Sunday I basically had one long meal, for the birthday party. I snacked on things while I was cooking, then had leftovers for dinner, so I'll just tell you what I made for the party! I made Baked Kale Chips as an appetizer, and guacamole (vague instructions below) that I served with salsa and tortilla chips also as a munchie snack. Then CJ fired up our grill to cook the marinated tri-tip (I bought it pre-marinated because it was on sale, actually cheaper than the same quality meat without marinade), Lemon Chicken drumsticks that I marinated the night before, and salmon fillets (loose recipe below). I threw Roasted Brussels Sprouts and Bacon in the oven and then Broiled Zucchini, and only barely remembered to get out the Quinoa Tabbouleh I made the night before!
The cake was a gluten-free devil's food cake with homemade vanilla buttercream (recipe below), which my mom and I cut up into a duck, like she used to make me as a kid.
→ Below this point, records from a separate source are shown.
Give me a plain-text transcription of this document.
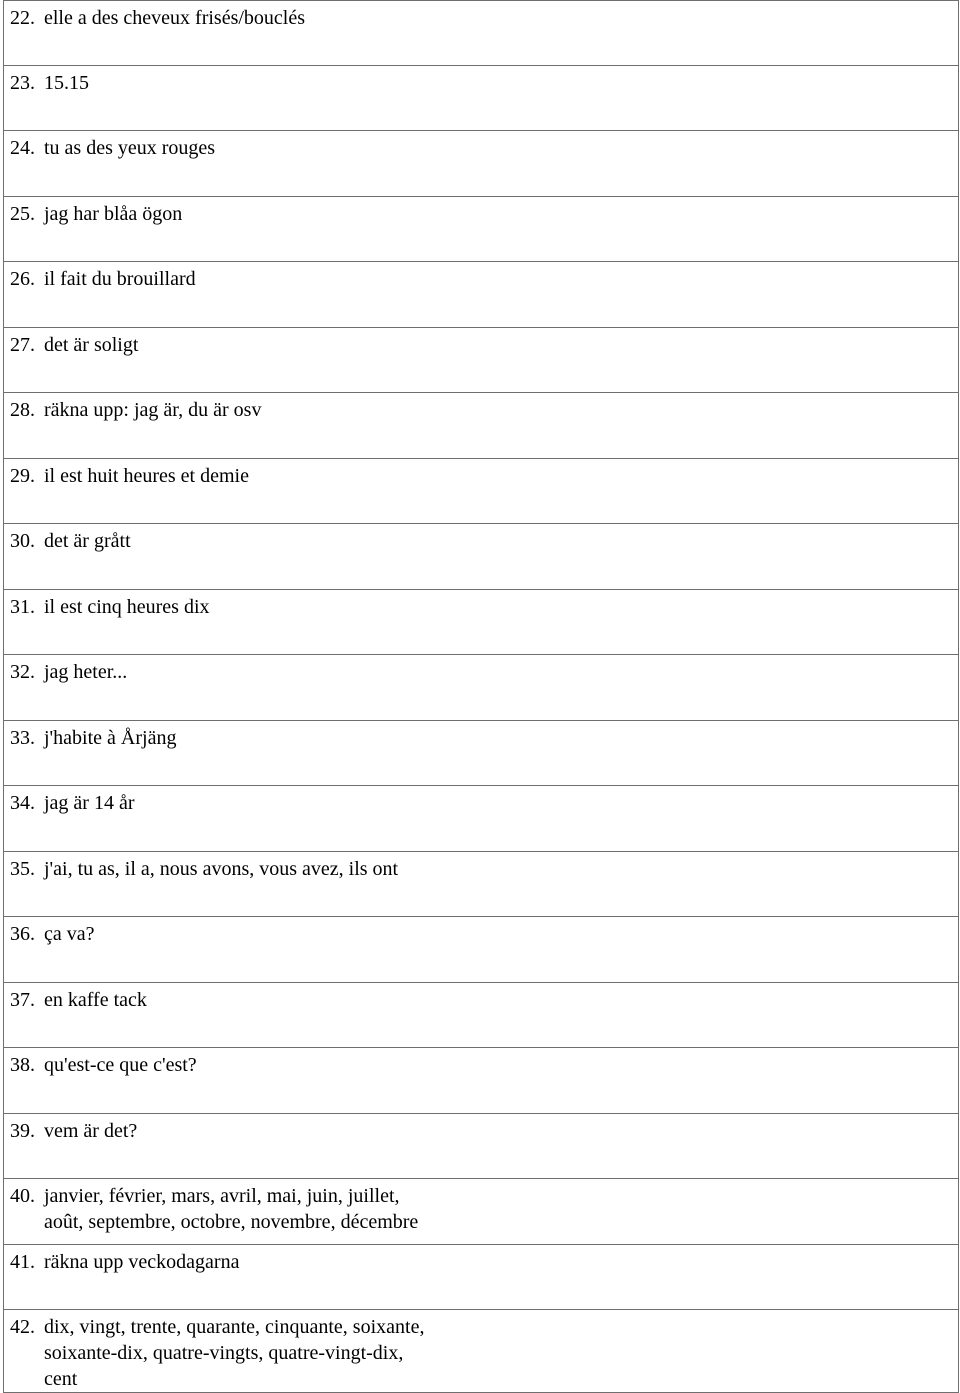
22. elle a des cheveux frisés/bouclés
23. 15.15
24. tu as des yeux rouges
25. jag har blåa ögon
26. il fait du brouillard
27. det är soligt
28. räkna upp: jag är, du är osv
29. il est huit heures et demie
30. det är grått
31. il est cinq heures dix
32. jag heter...
33. j'habite à Årjäng
34. jag är 14 år
35. j'ai, tu as, il a, nous avons, vous avez, ils ont
36. ça va?
37. en kaffe tack
38. qu'est-ce que c'est?
39. vem är det?
40. janvier, février, mars, avril, mai, juin, juillet,
août, septembre, octobre, novembre, décembre
41. räkna upp veckodagarna
42. dix, vingt, trente, quarante, cinquante, soixante,
soixante-dix, quatre-vingts, quatre-vingt-dix,
cent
Ours looked like this, but there are lots of animal cut-up cakes here. We paired it with vanilla bean ice cream and good company!
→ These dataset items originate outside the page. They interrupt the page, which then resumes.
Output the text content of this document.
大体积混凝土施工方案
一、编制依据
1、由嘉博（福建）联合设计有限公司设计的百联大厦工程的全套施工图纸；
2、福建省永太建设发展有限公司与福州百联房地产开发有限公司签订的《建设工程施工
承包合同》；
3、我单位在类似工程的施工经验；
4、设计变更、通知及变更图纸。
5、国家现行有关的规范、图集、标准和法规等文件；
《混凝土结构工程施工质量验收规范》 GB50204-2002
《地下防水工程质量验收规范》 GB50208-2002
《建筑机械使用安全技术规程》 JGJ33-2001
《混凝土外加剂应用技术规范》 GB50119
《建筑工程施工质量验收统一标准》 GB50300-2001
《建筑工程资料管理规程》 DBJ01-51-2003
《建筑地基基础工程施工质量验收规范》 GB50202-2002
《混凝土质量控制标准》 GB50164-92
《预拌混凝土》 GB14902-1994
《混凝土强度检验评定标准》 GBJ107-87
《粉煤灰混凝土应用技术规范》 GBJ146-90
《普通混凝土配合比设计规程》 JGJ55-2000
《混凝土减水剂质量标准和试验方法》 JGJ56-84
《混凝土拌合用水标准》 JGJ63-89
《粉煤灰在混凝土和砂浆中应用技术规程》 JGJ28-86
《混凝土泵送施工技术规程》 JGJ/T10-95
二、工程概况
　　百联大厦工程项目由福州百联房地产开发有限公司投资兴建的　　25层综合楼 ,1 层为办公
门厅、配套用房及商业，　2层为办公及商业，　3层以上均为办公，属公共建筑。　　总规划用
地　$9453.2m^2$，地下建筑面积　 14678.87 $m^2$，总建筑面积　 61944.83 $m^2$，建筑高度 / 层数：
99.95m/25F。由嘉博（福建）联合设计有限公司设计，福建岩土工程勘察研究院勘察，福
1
On Monday I had the delicious Apple Raisin Irish Oatmeal for breakfast after a short run. For lunch, I met some friends at LYFE kitchen, where I had the grilled artichokes with lemon aiol, roasted beets & farro salad (organic field greens, whole-grain farro, roasted beets & fennel, oranges, walnuts, dried cranberries, pomegranate, red onion, basil, and maple-sherry vinaigrette) and a pineapple-coconut-lime cooler. After the weekend of intense cooking I pulled out a carton of organic tomato soup and made grilled cheese using whole wheat bread and muenster cheese, and some baby spinach. Plus birthday cake for dessert!
Today I polished off the birthday cake before I left for work, then had greek yogurt with honey as a mid-morning snack. I went to my first official CrossFit workout at noon, then had leftover beef and sweet potato stew and quinoa tabbouleh for lunch. When I got home I put artichokes on the stove to steam and fried up a few eggs for a very quick dinner.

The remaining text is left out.